I also fear how this will affect my mother and her eating habits. My mother is not a cook, and I can seriously imagine her just eating peanut butter and jelly sandwiches for dinner or just sleeping through dinner (she is the type who could fall asleep right after work).
The other fear I have was from a poster I read on a board discussing whether the side effects were worth it. The poster said, "I can't eat and enjoy foods like I did preband. That is the only side effect I have . Since that was the whole point of having surgery, I can't complain about it, even though a pain free hamburger sounds good every now and then."

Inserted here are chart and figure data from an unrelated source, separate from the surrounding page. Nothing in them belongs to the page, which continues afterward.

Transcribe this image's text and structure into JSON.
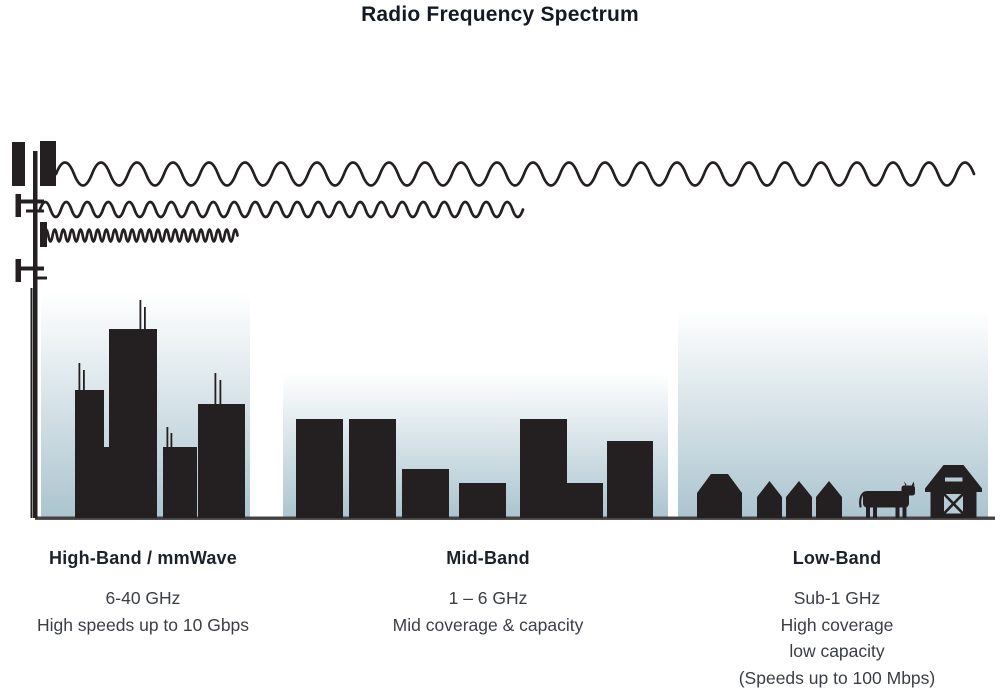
{
  "title": "Radio Frequency Spectrum",
  "colors": {
    "ink": "#242021",
    "ground": "#454142",
    "sky_top": "#ffffff",
    "sky_mid": "#e8eff2",
    "sky_bottom": "#abc4cf",
    "heading_text": "#1d212b",
    "body_text": "#3b3e45"
  },
  "tower": {
    "icon": "cell-tower-icon"
  },
  "waves": [
    {
      "icon": "long-wavelength-wave-icon",
      "period": 36,
      "amplitude": 11.5
    },
    {
      "icon": "medium-wavelength-wave-icon",
      "period": 21,
      "amplitude": 7.5
    },
    {
      "icon": "short-wavelength-wave-icon",
      "period": 8.6,
      "amplitude": 6
    }
  ],
  "bands": [
    {
      "id": "high",
      "heading": "High-Band / mmWave",
      "lines": [
        "6-40 GHz",
        "High speeds up to 10 Gbps"
      ],
      "scene": "city-skyline"
    },
    {
      "id": "mid",
      "heading": "Mid-Band",
      "lines": [
        "1 – 6 GHz",
        "Mid coverage & capacity"
      ],
      "scene": "town-buildings"
    },
    {
      "id": "low",
      "heading": "Low-Band",
      "lines": [
        "Sub-1 GHz",
        "High coverage",
        "low capacity",
        "(Speeds up to 100 Mbps)"
      ],
      "scene": "farm-with-houses-cow-barn"
    }
  ]
}
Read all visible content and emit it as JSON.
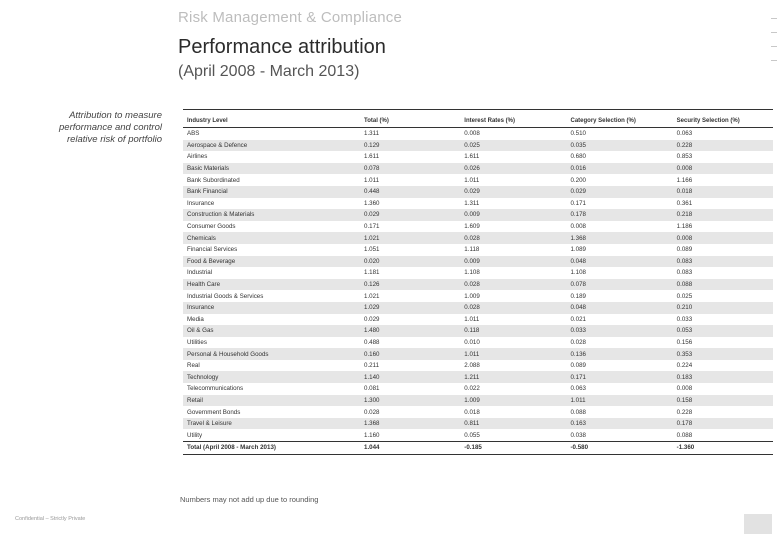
{
  "header": {
    "section": "Risk Management & Compliance",
    "title": "Performance attribution",
    "subtitle": "(April 2008 - March 2013)"
  },
  "sidebar_note": "Attribution to measure performance and control relative risk of portfolio",
  "table": {
    "columns": [
      "Industry Level",
      "Total (%)",
      "Interest Rates (%)",
      "Category Selection (%)",
      "Security Selection (%)"
    ],
    "rows": [
      [
        "ABS",
        "1.311",
        "0.008",
        "0.510",
        "0.063"
      ],
      [
        "Aerospace & Defence",
        "0.129",
        "0.025",
        "0.035",
        "0.228"
      ],
      [
        "Airlines",
        "1.611",
        "1.611",
        "0.680",
        "0.853"
      ],
      [
        "Basic Materials",
        "0.078",
        "0.026",
        "0.016",
        "0.008"
      ],
      [
        "Bank Subordinated",
        "1.011",
        "1.011",
        "0.200",
        "1.166"
      ],
      [
        "Bank Financial",
        "0.448",
        "0.029",
        "0.029",
        "0.018"
      ],
      [
        "Insurance",
        "1.360",
        "1.311",
        "0.171",
        "0.361"
      ],
      [
        "Construction & Materials",
        "0.029",
        "0.009",
        "0.178",
        "0.218"
      ],
      [
        "Consumer Goods",
        "0.171",
        "1.609",
        "0.008",
        "1.186"
      ],
      [
        "Chemicals",
        "1.021",
        "0.028",
        "1.368",
        "0.008"
      ],
      [
        "Financial Services",
        "1.051",
        "1.118",
        "1.089",
        "0.089"
      ],
      [
        "Food & Beverage",
        "0.020",
        "0.009",
        "0.048",
        "0.083"
      ],
      [
        "Industrial",
        "1.181",
        "1.108",
        "1.108",
        "0.083"
      ],
      [
        "Health Care",
        "0.126",
        "0.028",
        "0.078",
        "0.088"
      ],
      [
        "Industrial Goods & Services",
        "1.021",
        "1.009",
        "0.189",
        "0.025"
      ],
      [
        "Insurance",
        "1.029",
        "0.028",
        "0.048",
        "0.210"
      ],
      [
        "Media",
        "0.029",
        "1.011",
        "0.021",
        "0.033"
      ],
      [
        "Oil & Gas",
        "1.480",
        "0.118",
        "0.033",
        "0.053"
      ],
      [
        "Utilities",
        "0.488",
        "0.010",
        "0.028",
        "0.156"
      ],
      [
        "Personal & Household Goods",
        "0.160",
        "1.011",
        "0.136",
        "0.353"
      ],
      [
        "Real",
        "0.211",
        "2.088",
        "0.089",
        "0.224"
      ],
      [
        "Technology",
        "1.140",
        "1.211",
        "0.171",
        "0.183"
      ],
      [
        "Telecommunications",
        "0.081",
        "0.022",
        "0.063",
        "0.008"
      ],
      [
        "Retail",
        "1.300",
        "1.009",
        "1.011",
        "0.158"
      ],
      [
        "Government Bonds",
        "0.028",
        "0.018",
        "0.088",
        "0.228"
      ],
      [
        "Travel & Leisure",
        "1.368",
        "0.811",
        "0.163",
        "0.178"
      ],
      [
        "Utility",
        "1.160",
        "0.055",
        "0.038",
        "0.088"
      ]
    ],
    "total": [
      "Total (April 2008 - March 2013)",
      "1.044",
      "-0.185",
      "-0.580",
      "-1.360"
    ]
  },
  "footnote": "Numbers may not add up due to rounding",
  "page_footer": "Confidential – Strictly Private"
}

M. has always been a person who has seriously enjoyed food. In all honesty, that's always been one thing I admired about him--that he could enjoy food with all its taste and scrumptiousness. Just like as in anorexia and starvation, I worry that that will be gone for the sake of becoming thin.
At this point, I know I don't have much say, but can only hope for the best. I hope he receives adequate follow-up care and can join a support group. In some ways, I'm not sure M. knows what he is in store for despite saying he does. I hope this won't be about restriction but instead incorporating a more healthy lifestyle, e.g. adding in some moderate exercise. Though I sit on the fence with this approach, I hope it works for him, especially from a medical standpoint. Because in reality, I can only imagine what he might feel for himself if it doesn't. A FAIL. And that just continues the cycle all over.
Note--*I hope I do not offend anyone reading this post who may have had lap band or gastric bypass surgery. I know everyone must make their own decision which they feel is best for themselves. I also realize that my perception may be clouded by years of eating disorder abuse. I'm also hoping that I do not come off as judgmental, because I'm truly not trying to be.